The new work at Nanyang Technological University, South University of Science and Technology of China, and Bilkent University, includes the growth and characterization of actual LEDs. The researchers conclude that the proposed graded-thickness quantum barrier (GTQB) structure only outperforms equal-thickness quantum barriers (ETQBs) at high current beyond 22A/cm2.
The epitaxial material was prepared on c-plane sapphire using metal-organic chemical vapor deposition (MOCVD). The substrate was patterned with cones of 2.4μm diameter and 1.5μm height at 3μm pitch. Growth began with 30nm of low-temperature GaN buffer and a 150nm GaN interlayer. A further 5μm of GaN and 3μm of silicon-doped n-type GaN were grown at high temperature.
The active MQW light-emitting region consisted of five 3nm InGaN wells grown at 750°C. The wells were separated by GaN barriers grown at 800°C. Material with equal-thickness 12nm barriers was used to represent conventional structures. Material with graded-thickness quantum barriers consisted of layers of 12nm, 7.2nm, 6.6nm, and 6.0nm thickness, which become gradually thinner towards the p-GaN contact.
The nitride semiconductor layers were completed with 30nm of Al0.2Ga0.8N as electron-blocking layers and 200nm p-GaN contact layers.
Figure 1. Experimentally measured EQE and light output power with increasing current density for ETQB and GTQB LEDs.
Electroluminescence was excited using indium contacts (Figure 1). The GTQB devices showed higher external quantum efficiency (EQE) and light output power above ~22A/cm2. The poorer performance below this current injection is attributed to the "weaker quantum confinement of the electrons within the QWs of the GTQB LED due to the thinner QB thickness."
At 70A/cm2, the light output power was 870mW, which is 13% higher than the comparison ETQB device (770mW). The droops from the maximum EQE were 28.4% for the GTQB LEDs and 48.3% for the ETQB devices. The researchers attribute improved optical power and EQE at high current density to better hole transport in the GTQB LED. As is often the case, improved droop performance comes at the cost of degraded peak EQE.
Figure 2. Experimentally measured peak wavelength and full-width at half maximum (FWHM) as a function of current for ETQB and GTQB LEDs.
Spectral measurements show blue-shifts and broadening of the linewidth at increased current for both devices (Figure 2). However, the shift and line broadening are smaller for the GTQB LEDs.
The blue-shift effect is often attributed to screening of the quantum-confined Stark effect (QCSE) caused by the electric fields resulting from strong piezoelectric (strain-dependent) polarization fields in the nitride semiconductors. With the thinner barriers in the GTQB material, one expects smaller strain fields in the MQW structure, reducing the QCSE.
The linewidth broadening is commonly associated with band-filling effects, which can be reduced by distributing the holes more evenly across the MQW region.

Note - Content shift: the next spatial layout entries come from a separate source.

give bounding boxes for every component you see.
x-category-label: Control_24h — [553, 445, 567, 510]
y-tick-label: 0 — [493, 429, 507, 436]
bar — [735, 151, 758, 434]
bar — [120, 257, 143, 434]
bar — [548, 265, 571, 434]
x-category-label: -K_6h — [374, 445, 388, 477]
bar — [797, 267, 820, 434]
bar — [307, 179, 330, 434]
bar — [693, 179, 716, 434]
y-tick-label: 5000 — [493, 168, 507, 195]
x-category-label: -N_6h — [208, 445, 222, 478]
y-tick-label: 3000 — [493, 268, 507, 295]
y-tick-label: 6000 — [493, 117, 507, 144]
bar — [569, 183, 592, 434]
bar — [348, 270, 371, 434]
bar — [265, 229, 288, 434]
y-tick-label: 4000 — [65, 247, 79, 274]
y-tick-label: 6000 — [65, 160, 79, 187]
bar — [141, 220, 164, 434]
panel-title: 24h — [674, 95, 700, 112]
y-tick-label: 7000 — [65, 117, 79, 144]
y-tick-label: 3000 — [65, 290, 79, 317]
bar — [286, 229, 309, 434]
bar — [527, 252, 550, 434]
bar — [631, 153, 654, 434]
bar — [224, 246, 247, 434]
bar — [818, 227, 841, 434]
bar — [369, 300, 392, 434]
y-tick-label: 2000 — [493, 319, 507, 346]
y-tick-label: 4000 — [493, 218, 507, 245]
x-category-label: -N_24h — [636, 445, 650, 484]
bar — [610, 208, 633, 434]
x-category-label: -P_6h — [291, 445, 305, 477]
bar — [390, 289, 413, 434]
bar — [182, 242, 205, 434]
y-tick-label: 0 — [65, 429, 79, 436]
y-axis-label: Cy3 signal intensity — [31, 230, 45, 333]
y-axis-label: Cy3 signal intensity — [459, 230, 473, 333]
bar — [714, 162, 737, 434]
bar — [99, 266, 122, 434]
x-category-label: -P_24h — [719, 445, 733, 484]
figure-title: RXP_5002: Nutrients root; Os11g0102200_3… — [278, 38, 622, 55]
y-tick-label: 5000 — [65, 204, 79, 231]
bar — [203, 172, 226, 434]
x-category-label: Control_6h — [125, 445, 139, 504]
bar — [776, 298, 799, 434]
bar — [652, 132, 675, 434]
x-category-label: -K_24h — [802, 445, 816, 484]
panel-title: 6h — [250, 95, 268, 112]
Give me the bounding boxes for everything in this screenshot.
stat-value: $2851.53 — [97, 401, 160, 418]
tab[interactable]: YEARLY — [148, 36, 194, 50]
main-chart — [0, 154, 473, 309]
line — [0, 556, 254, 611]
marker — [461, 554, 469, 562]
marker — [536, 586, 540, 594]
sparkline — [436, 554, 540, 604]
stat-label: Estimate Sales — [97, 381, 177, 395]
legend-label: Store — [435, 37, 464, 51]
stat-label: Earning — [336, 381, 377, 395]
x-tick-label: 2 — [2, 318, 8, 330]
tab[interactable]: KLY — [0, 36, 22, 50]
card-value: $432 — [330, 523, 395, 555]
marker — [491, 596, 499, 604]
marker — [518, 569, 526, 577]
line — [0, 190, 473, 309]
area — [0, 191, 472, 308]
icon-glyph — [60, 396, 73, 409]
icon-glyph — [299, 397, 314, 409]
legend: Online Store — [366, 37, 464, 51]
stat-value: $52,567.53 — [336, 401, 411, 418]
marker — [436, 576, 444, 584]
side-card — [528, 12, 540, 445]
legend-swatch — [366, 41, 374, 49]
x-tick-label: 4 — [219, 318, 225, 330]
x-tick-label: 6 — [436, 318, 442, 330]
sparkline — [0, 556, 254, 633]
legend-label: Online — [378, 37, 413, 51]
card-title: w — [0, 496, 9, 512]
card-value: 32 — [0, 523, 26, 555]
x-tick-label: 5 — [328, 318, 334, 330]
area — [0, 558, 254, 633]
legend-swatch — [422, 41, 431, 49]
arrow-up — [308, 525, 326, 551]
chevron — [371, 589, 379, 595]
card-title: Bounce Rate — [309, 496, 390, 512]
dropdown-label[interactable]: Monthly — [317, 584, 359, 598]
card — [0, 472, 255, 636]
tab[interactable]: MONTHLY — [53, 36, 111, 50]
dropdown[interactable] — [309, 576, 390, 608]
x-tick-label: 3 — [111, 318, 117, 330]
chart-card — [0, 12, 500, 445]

The researchers used numerical simulations of the LED structures under bias to help in interpreting the experimental results. In particular, the model can be used to explore electron-hole densities and recombination rates in the structure.
The thinner barriers near the p-GaN end were found to encourage a more uniform distribution of holes through the structure. Often, MQWs emit predominantly near the p-GaN end due to scarcity of holes reaching the deeper wells. Hole uniformity improved with the increase in injection current, according to the model.
In terms of the electron-hole recombination rate that determines light output, this was greatest near the p-GaN end in both ETQB and GTQB devices at low current (10A/cm2). At high current (70A/cm2), recombination increases in the deeper wells more significantly in the GTQB LED, compared with the ETQB structure.